この読書が、われわれの人生に対する意義は、一口で言ったら結局、「心の食物」という言葉がもっともよく当たると思うのです。
(中略)
実際われわれは、この肉体を養うためには、一日たりとも食物を欠かしたことはなく、否、一度の食事さえ、これを欠くのはなかなか辛いとも言えるほどです。
(中略)
ところが、ひとたび「心の食物」ということになると、われわれは平生それに対して、果たしてどれほどの養分を与えていると言えるでしょうか。 からだの養分と比べて、いかにおろそかにしているかということは、改めて言うまでもないょう。

森信三著『修身教授録』p61-p62より引用

 読書を「心の食物」という捉え方をしています。つまり、我々は食べるということに対してはなんら不思議もなく実践しているわけです。一方、「心」の栄養分についてはなかなか実践していないのではないでしょうか。人間たるもの、「心」というのが非常に重要である。まずはそこをしっかりと認識する必要がありそうです。

人間生活は読書が半分

われわれの日常生活の中に宿る意味の深さは、主として読書の光に照らして、初めてこれを見出すことができるのであって、
(中略)
こういうしだいですから、読書はわれわれの生活中、最も重要なるものの一つであり、ある意味では、人間生活は読書がその半ばを占むべきだとさえ言えましょう。

森信三著『修身教授録』p63より引用

 「人間の生活の半分を読書に費やす」というのは、非常に大変なことだと思いますが、それだけ重要だということです。ただし、物理的な時間を本当に半分を使うということではなく、「質」が大切だということがいえます。そしてさらに、「実践」をし、また読書に戻る、ということが大切なのでしょう。読むことだけが目的になっており、この点に気づいているという方はあまりいないような気もします。それがきちんとできている方もいらっしゃいそうです。

偉大な先人たちの足跡をたどる

 ですからその人にして、いやしくも真に大志を抱く限り、そしてそれを実現しようとする以上、何よりもまず偉人や先哲の歩まれた足跡と、そこにこもる思想信念のほどとを伺わざる得ないでしょう。すなわち自分の抱いている志を、一体どうしたら実現し得るかと、千々に思いをくだく結果、必然に偉大な先人たちの歩んだ足跡をたどって、その苦心の後を探ってみること以外に、その道のないことを知るのが常であります。ですから真に志を抱く人は、昔から分陰を惜しんで書物をむさぼり読んだものであり、否、読まずにはおれなかったのであります。

森信三著『修身教授録』p63-p64より引用

 読書は、「偉人のたどったことを容易にたどることができる」、これは非常に重要なことであります。それができるということは読書以外にはないでしょう。「偉大な人」というのは死んでしまっていたり、また、生きていたとしても、常に側にいるわけではありません。偉大な先人は、非常に苦労したということもあるでしょう。それをわずかな金額でたどれるというのは非常に大きいことであります。
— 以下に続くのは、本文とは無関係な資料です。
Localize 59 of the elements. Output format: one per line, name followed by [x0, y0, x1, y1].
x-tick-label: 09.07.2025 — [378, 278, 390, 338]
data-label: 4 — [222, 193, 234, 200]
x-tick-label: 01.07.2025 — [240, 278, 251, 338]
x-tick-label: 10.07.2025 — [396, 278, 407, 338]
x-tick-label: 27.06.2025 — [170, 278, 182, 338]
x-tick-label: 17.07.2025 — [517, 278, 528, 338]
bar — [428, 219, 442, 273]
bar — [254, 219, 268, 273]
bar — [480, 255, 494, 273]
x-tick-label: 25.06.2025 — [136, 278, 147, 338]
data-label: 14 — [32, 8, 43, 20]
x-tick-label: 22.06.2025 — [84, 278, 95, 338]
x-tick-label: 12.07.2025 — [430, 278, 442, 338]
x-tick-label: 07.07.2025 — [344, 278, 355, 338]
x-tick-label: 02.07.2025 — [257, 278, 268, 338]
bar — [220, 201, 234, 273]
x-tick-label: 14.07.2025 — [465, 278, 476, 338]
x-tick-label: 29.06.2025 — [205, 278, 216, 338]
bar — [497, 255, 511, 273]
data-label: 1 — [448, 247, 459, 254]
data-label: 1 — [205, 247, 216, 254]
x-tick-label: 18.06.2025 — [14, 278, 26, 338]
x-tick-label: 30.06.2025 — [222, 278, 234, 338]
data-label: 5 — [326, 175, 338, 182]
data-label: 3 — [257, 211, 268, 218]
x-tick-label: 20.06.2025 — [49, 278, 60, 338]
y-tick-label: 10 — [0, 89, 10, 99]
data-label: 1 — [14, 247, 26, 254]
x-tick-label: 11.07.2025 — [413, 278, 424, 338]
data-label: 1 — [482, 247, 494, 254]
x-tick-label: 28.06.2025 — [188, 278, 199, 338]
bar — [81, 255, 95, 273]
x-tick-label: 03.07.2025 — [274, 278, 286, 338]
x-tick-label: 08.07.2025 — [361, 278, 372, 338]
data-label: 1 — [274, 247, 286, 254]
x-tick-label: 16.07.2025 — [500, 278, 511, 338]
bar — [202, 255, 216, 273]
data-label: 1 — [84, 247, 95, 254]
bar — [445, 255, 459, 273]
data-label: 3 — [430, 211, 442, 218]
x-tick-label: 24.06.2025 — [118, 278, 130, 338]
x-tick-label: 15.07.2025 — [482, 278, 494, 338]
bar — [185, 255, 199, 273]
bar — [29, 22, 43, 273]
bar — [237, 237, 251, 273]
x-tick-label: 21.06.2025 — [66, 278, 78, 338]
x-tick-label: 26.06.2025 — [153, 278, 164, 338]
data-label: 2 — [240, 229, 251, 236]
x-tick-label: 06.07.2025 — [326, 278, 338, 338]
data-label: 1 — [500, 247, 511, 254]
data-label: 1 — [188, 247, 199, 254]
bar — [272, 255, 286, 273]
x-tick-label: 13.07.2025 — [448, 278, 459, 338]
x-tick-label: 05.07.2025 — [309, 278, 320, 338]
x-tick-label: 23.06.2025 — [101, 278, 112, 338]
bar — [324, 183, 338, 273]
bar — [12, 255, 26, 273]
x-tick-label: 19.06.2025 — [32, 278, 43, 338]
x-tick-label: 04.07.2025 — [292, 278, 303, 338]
「心の養分」は何を取っただろうかということを日々反省

 今日自分は心の食物として、果たして何をとったかと反省してみれば、だれだってすぐに分かることです。口先ばかりで、心だの精神だのと言ってみても、その食物に思い至らぬようでは、単なる空語にしかすぎません。その無力なことも、むべなるかなと言うべきでしょう。そこで諸君は、差し当たってまず「一日読まざれば一日衰える」と覚悟されるがよいでしょう。

森信三著『修身教授録』p65より引用

 「心の養分」改めて大切にしたいと思います。食物であるとものすごく意識するのですが。「一日読まざれば一日衰える」というのは大変厳しいお言葉。日々実践していくことの大切さを改めて知らされます。

土台は重要ではあるが、その上の建築物は何か

そこで今諸君らが、将来ひとかどの人間になろうとしたら、単に学校の教科書だけ勉強していて、それで事すむような姑息低調な考えでいてはいけないと思うのです。もちろん学校の教科は、基礎的知識として、いわば土台固めのようなものですから、決してこれを軽んずることはできませんが、同時にまた単に教科書の勉強だけで事足ると考える程度では、ちょうど土台だけつくって、その上に家を建てることを知らないような愚かさだともいえましょう。そもそも学校で教わる教科というものは、只今も申すように土台程度のものでしかないのです。もちろん土台は深くしてかつ堅固でなければならぬことは、言うまでもありませんが、同時にその人の特色というものは、むしろその人が自らすすんで積極的に研究したものによって、初めて出てくるものであります。それはちょうど建物の特色なども、単なる土台からは出ないで、地上の建築物によって分かるようなものであります。

森信三著『修身教授録』p67より引用

 「土台」は確かに重要。しかし、その上の「建物」が非常に重要となってくる。それが学校の学びは「土台」でしょう。しかし、本領発揮は「建物」であり、世に出てからになります。

毎日少しずつの訓練も重要

将来真になすところあろうとするならば、なるほど色々忙しくはありましょうが、単な教科の予習や復習だけで事がすむなどと考えないで、何とか工夫して、少しずつでもよいから、心の養いとなるような良書を読むことが大切でしょう。

森信三著『修身教授録』p68より引用

 とにかく、忙しくとも「積み上げていく」ということも重要であるということが分かります。「心の養分」というのはすぐに育ったものではないから、日々の鍛錬というのが重要です。「読書」に対する向き合い方について、いままで自身に甘さがなかったか、改めて問い直しをしたいところです。